The Sunday Mail
. . . but tussle between Zarnet, NSSA continues
Africa Moyo —
GOVERNMENT is close to bagging Telecel Zimbabwe as US$21 million of the US$40 million purchase price has been remitted to The Netherlands-based VimpelCom International Services, but the ownership wrangle between State entities Zarnet and the National Social Security Authority is not letting up.
Zarnet is a Government-owned Internet service provider that entered into an agreement to buy VimpelCom’s 60 percent stake in Telecel Zimbabwe, while NSSA was roped in to fund the transaction. The Empowerment Consortium, a grouping of local investors, holds the remaining 40 percent shareholding.
Delays in concluding the deal have mainly been caused by difficulties in remitting funds to The Netherlands owing to the liquidity crunch that is affecting Zimbabwe’s financial market.
Zarnet board chair Mr Casper Chigwedere told The Sunday Mail Business that about US$5 million was transferred to VimpelCom last month with the assistance of the Reserve Bank of Zimbabwe, and an “agreement” was in place for the balance.
“To all intents and purposes, we intend to complete this soon; I am talking about very soon. In the last 30 days, some US$5 million has already gone with the assistance of the central bank and (for) the balance we have an agreement to its treatment which I cannot actually disclose at this stage, but if we were going to meet again in a week’s time the situation could be very different, that is why I am saying very soon. So far we have remitted US$21 million, which is more than half (of the total transaction),” said Mr Chigwedere.
NSSA is providing US$30 million of the sum. However, NSSA does not want to merely finance the deal – it wants to take up the controlling shareholding of Telecel.
NSSA board chair Mr Robin Vela recently told The Sunday Mail Business that this was “clearly stated in a transfer of rights and interest agreement signed between NSSA and Zarnet”.
“Both Zarnet and its legal adviser, the Attorney-General, have committed to honouring the Agreement in writing to NSSA,” said Mr Vela recently.
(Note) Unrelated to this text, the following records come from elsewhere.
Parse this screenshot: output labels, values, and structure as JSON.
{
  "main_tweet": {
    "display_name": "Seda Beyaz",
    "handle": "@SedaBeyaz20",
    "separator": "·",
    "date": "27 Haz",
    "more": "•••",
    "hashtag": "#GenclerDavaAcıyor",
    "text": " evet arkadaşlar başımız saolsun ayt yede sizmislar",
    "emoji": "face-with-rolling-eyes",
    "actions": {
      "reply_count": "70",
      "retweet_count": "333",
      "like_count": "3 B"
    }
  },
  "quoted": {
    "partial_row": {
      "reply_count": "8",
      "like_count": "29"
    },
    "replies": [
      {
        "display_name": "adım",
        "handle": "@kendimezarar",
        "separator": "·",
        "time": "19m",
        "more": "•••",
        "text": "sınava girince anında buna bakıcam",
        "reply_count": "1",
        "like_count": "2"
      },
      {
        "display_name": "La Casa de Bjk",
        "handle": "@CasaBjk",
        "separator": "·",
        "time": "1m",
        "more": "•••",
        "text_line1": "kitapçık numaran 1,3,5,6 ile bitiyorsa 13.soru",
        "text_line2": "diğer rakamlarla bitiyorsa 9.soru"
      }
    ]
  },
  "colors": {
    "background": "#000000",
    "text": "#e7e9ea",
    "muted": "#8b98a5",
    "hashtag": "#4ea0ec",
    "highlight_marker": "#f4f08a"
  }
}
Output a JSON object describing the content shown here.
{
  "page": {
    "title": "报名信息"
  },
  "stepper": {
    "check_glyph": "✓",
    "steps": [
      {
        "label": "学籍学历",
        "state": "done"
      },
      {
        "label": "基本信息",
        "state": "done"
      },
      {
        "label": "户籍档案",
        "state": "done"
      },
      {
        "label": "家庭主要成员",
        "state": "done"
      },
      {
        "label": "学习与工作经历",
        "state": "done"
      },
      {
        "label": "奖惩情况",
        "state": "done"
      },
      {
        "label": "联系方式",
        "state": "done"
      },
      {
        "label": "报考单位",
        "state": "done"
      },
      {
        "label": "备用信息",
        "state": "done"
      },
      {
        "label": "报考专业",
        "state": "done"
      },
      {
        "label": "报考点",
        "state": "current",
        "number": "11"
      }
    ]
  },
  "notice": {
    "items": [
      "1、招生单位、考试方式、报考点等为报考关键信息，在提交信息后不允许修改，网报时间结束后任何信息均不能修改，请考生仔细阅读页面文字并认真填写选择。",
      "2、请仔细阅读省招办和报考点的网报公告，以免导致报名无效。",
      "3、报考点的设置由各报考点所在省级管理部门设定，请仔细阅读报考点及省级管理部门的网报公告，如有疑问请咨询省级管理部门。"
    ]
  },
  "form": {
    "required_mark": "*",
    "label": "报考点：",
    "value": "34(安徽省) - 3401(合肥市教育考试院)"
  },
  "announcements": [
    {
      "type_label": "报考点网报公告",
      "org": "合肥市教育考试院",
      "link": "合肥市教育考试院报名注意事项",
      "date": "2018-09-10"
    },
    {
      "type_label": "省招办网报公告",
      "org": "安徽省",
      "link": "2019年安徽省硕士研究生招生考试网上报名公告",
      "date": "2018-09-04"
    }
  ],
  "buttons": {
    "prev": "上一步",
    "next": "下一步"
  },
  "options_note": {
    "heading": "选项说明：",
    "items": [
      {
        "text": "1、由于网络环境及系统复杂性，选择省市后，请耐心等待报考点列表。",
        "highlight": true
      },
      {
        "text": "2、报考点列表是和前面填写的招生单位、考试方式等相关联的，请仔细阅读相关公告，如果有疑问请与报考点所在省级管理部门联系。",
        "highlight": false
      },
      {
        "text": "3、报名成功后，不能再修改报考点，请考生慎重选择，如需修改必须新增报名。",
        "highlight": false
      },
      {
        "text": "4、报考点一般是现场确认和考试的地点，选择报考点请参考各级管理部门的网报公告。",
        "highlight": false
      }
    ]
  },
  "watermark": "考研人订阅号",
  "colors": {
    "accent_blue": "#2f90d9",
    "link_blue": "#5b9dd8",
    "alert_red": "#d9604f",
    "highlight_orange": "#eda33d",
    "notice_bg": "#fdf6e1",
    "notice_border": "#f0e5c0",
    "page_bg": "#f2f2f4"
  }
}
However, Mr Chigwedere said the agreement of sale had Zarnet as the legitimate owners of the Telecel shares.
“From our view point, it’s actually straight forward: the agreement is between Zarnet and VimpelCom. I am sure you are aware that the initial US$10 million was paid directly by Zarnet and there was the funding arrangement of the US$30 million, and that is a separate agreement between Zarnet and NSSA,” said Mr Chigwedere.
Both NSSA and Zarnet said there was a buy-back agreement in which within 60 days of the conclusion of the deal, NSSA could buy Telecel Zimbabwe’s US$98 million debt owed VimpelCom at a US$45 million discount.
The purchased shares will be subsequently released to Zarnet. In addition, NSSA, will advance a further US$15 million to Zarnet for the discounted debt. But the US$15 million balance will be settled by NSSA upon receipt of the share certificate.
Mr Chigwedere said they “don’t envisage” that NSSA would “at any point” take control of Telecel because as soon as Zarnet received the shares, it would also get that debt and pass it on, and thus recover the shares.
“So that is the transaction; I know it has been misunderstood, misrepresented, but that is the correct position. If you look at Attorney-General’s correspondences – I have also seen some of them in the Press; I don’t know how they got there – the undertakings, (and) commitments that were being requested by NSSA were all premature because the transaction has not been concluded.
“As soon as the transaction is concluded, and if we don’t actually deliver the debt within 60 days, they can actually make the claims they are making. But they have been presumptuous, for whatever reason; unnecessarily so when it is articulated very clearly that what you are claiming is not yet due. And that is why they are quiet because it’s not yet due,” explained Mr Chigwedere.
It is understood that Zarnet will not take control of the company if it fails to deliver the debt because NSSA will remain with the shares. Telecel, the first mobile telecommunications company to be licenced in Zimbabwe, started operating in 1996.
Mr Chigwedere said Telecel’s major problem in recent times was undercapitalisation when the parent company decided to exit the business. He expressed optimism that when the transaction concluded, Telecel’s “future is guaranteed, secured”.